Credit Card News Credit Cards Swiping 1billion From Credit Starved Customers 2387
Credit cards swiping £1billion from credit-starved customers
22 October 2008 / by Rachael Stiles
Customers are paying more for their credit cards in current economic conditions as companies try to increase profits by cutting interest-free periods, levying more balance transfer fees and upping the cost of withdrawing cash.
Credit cards offer a lifeline to many “credit hungry customers” who have little choice other than to use their plastic to make ends meet as other lines of credit dry up. Unsecured personal loans have dropped by £132million, but credit card lending has moved in to fill the gap, increasing £130million in the same time.

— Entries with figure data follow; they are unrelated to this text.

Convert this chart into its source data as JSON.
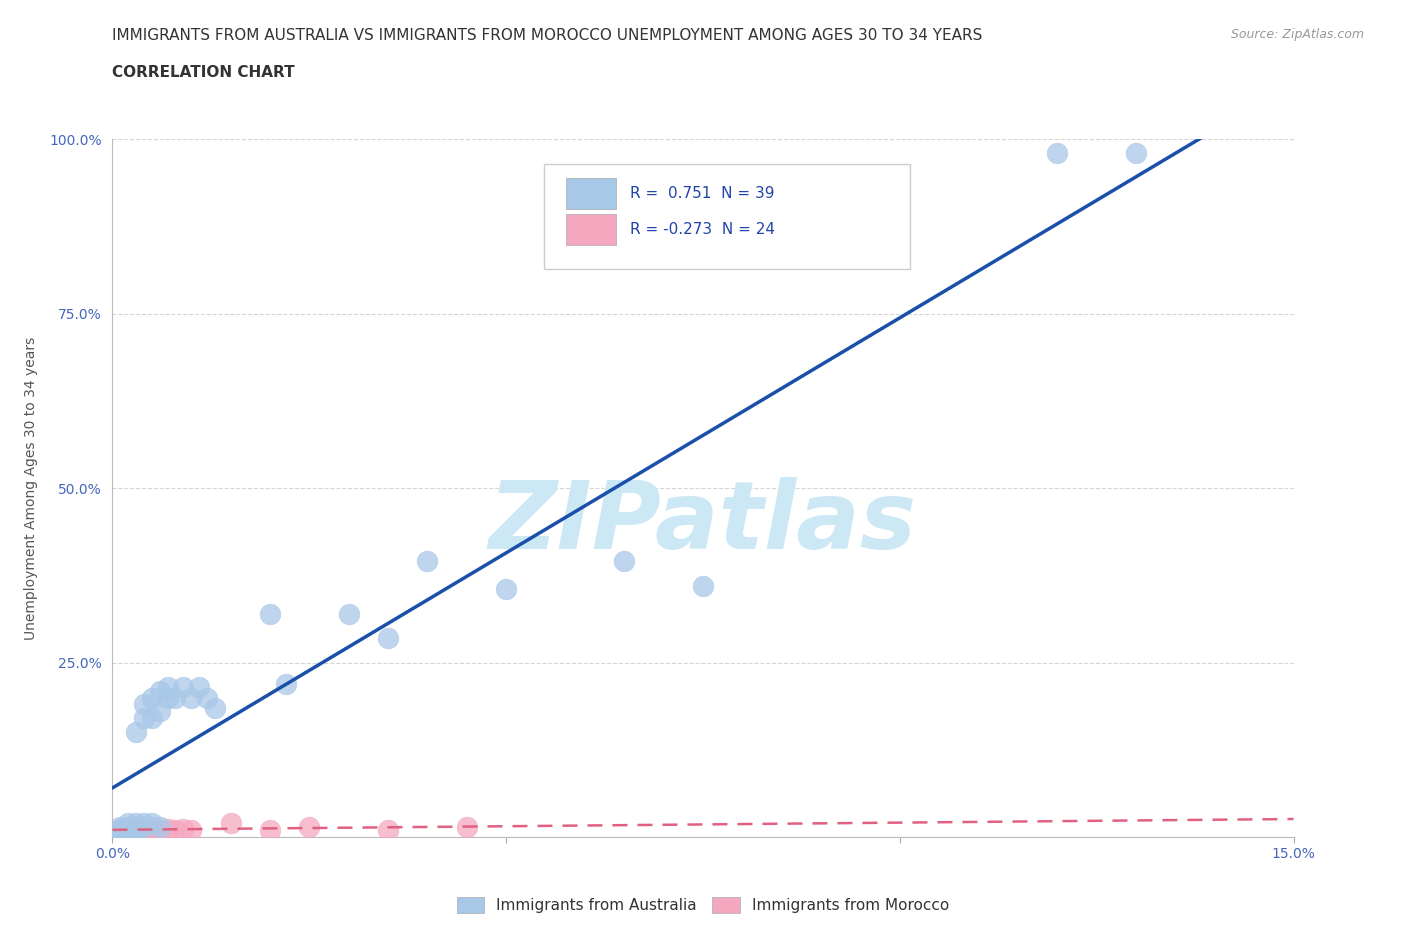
{
  "title_line1": "IMMIGRANTS FROM AUSTRALIA VS IMMIGRANTS FROM MOROCCO UNEMPLOYMENT AMONG AGES 30 TO 34 YEARS",
  "title_line2": "CORRELATION CHART",
  "source_text": "Source: ZipAtlas.com",
  "ylabel": "Unemployment Among Ages 30 to 34 years",
  "xlim": [
    0.0,
    0.15
  ],
  "ylim": [
    0.0,
    1.0
  ],
  "australia_R": 0.751,
  "australia_N": 39,
  "morocco_R": -0.273,
  "morocco_N": 24,
  "australia_color": "#a8c8e8",
  "morocco_color": "#f4a8c0",
  "australia_line_color": "#1a4faa",
  "morocco_line_color": "#e06080",
  "background_color": "#ffffff",
  "watermark_text": "ZIPatlas",
  "watermark_color": "#cde8f5",
  "australia_x": [
    0.001,
    0.001,
    0.001,
    0.002,
    0.002,
    0.002,
    0.002,
    0.003,
    0.003,
    0.003,
    0.003,
    0.004,
    0.004,
    0.004,
    0.004,
    0.005,
    0.005,
    0.005,
    0.006,
    0.006,
    0.006,
    0.007,
    0.007,
    0.008,
    0.009,
    0.01,
    0.011,
    0.012,
    0.013,
    0.02,
    0.022,
    0.03,
    0.035,
    0.04,
    0.05,
    0.065,
    0.075,
    0.12,
    0.13
  ],
  "australia_y": [
    0.005,
    0.01,
    0.015,
    0.005,
    0.01,
    0.015,
    0.02,
    0.01,
    0.015,
    0.02,
    0.15,
    0.015,
    0.02,
    0.17,
    0.19,
    0.02,
    0.17,
    0.2,
    0.015,
    0.18,
    0.21,
    0.2,
    0.215,
    0.2,
    0.215,
    0.2,
    0.215,
    0.2,
    0.185,
    0.32,
    0.22,
    0.32,
    0.285,
    0.395,
    0.355,
    0.395,
    0.36,
    0.98,
    0.98
  ],
  "morocco_x": [
    0.001,
    0.001,
    0.001,
    0.002,
    0.002,
    0.002,
    0.003,
    0.003,
    0.003,
    0.004,
    0.004,
    0.004,
    0.005,
    0.005,
    0.006,
    0.007,
    0.008,
    0.009,
    0.01,
    0.015,
    0.02,
    0.025,
    0.035,
    0.045
  ],
  "morocco_y": [
    0.005,
    0.008,
    0.012,
    0.005,
    0.01,
    0.015,
    0.005,
    0.01,
    0.015,
    0.008,
    0.012,
    0.015,
    0.01,
    0.015,
    0.01,
    0.012,
    0.01,
    0.012,
    0.01,
    0.02,
    0.01,
    0.015,
    0.01,
    0.015
  ],
  "legend_items": [
    {
      "label": "Immigrants from Australia",
      "color": "#a8c8e8"
    },
    {
      "label": "Immigrants from Morocco",
      "color": "#f4a8c0"
    }
  ],
  "title_fontsize": 11,
  "axis_label_fontsize": 10,
  "tick_fontsize": 10,
  "tick_color": "#4466bb"
}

Interest-free periods have been cut by 11 per cent in the last month, costing consumers an extra £3million in interest payments; almost a third of credit cards have cut the interest-free period from 56 to 50 days for new customers.
More than 90 per cent of credit cards now charge a fee for balance transfers, compared to just 29 per cent of companies in 2005, costing the 7.9 million consumers a year that get balance transfer credit cards a total £412million. Fees have also soared 373 per cent, costing each customer an average £52.09, up from £11.02.
Interest rates on purchases have risen from 16.4 per cent to 17.7 per cent, costing £481million a year. Cash withdrawal fees have also increased, up 41 per cent to 29.97 per cent compared to 21.22 per cent in 2005, costing consumers £161million in interest each year.